How could The Wall Street Journal’s editorial board have let this pass? Clearly, sports writer Tom Perrotta didn’t get approval from the proper channels before accidentally writing this not-at-all-negative article about tennis champion Novak Djokovic. Yeah, he’s a star, but he’s a…sssssssssssSerb! And the WSJ really, really, really, really, really, really, really, doesn’t like those.

The editorial page needs to rein the sports section in, obviously.

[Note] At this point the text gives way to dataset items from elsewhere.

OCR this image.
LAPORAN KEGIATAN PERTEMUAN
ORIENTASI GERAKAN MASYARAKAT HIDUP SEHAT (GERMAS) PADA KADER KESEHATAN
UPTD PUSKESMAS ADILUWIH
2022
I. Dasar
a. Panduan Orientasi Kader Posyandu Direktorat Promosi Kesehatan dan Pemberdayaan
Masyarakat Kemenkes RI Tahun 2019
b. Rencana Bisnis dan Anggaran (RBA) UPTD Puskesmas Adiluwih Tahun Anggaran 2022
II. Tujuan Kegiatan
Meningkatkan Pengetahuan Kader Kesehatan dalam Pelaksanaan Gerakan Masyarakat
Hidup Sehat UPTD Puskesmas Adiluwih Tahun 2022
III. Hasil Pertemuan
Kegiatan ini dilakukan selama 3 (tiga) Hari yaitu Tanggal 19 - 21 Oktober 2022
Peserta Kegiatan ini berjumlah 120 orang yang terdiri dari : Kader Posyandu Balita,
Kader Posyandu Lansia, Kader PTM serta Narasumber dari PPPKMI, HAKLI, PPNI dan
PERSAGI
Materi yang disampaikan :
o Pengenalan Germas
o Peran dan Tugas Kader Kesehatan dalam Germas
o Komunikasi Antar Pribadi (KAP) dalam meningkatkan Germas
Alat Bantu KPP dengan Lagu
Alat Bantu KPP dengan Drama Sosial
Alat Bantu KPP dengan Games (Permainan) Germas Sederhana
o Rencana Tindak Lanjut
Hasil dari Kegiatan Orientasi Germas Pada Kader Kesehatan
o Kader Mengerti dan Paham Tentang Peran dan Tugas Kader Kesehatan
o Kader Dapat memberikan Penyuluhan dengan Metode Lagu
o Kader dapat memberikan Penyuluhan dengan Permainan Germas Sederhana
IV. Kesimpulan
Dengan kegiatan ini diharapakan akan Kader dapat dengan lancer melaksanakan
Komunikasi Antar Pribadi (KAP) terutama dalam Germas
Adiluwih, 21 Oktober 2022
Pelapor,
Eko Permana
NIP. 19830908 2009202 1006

Djokovic isn’t exactly quiet about wanting to keep Serbia whole, so let’s brace ourselves for an annoyed-sounding editorial to make up for this sports desk transgression — asking: If this Serbianationalist ™ is in such great physical shape, shouldn’t his organs be available on the market by now from Our Friends the Albanians?

The only snipe that Perrotta couldn’t resist including was “…the image of teens dodging bombs while practicing backhands is exaggerated…”

Easy to say for someone who wasn’t dealing with this:

Dervisevic remembers the difficulties in keeping the centre open. “When the bombing began we shut down for three days, but after that we decided that we should continue as normal,” he says. “We were open every day. One day a power station just 400 metres from here was hit by a bomb. All the windows here were blown out. It was a horrifying experience, but we carried on. We wanted to keep things as normal as possible for the children. I think the experience gave us all strength.”

Ivanovic was one of those who tried to keep her training routine going as bombs exploded around the city. “I would say those were the toughest times,” she recalled. “It was very hard. It went on for three months. It was very hard to practise, and we couldn’t at the start of the bombing. Later on we got used to it. We would practise at seven in the morning and try to live as normal lives as possible.”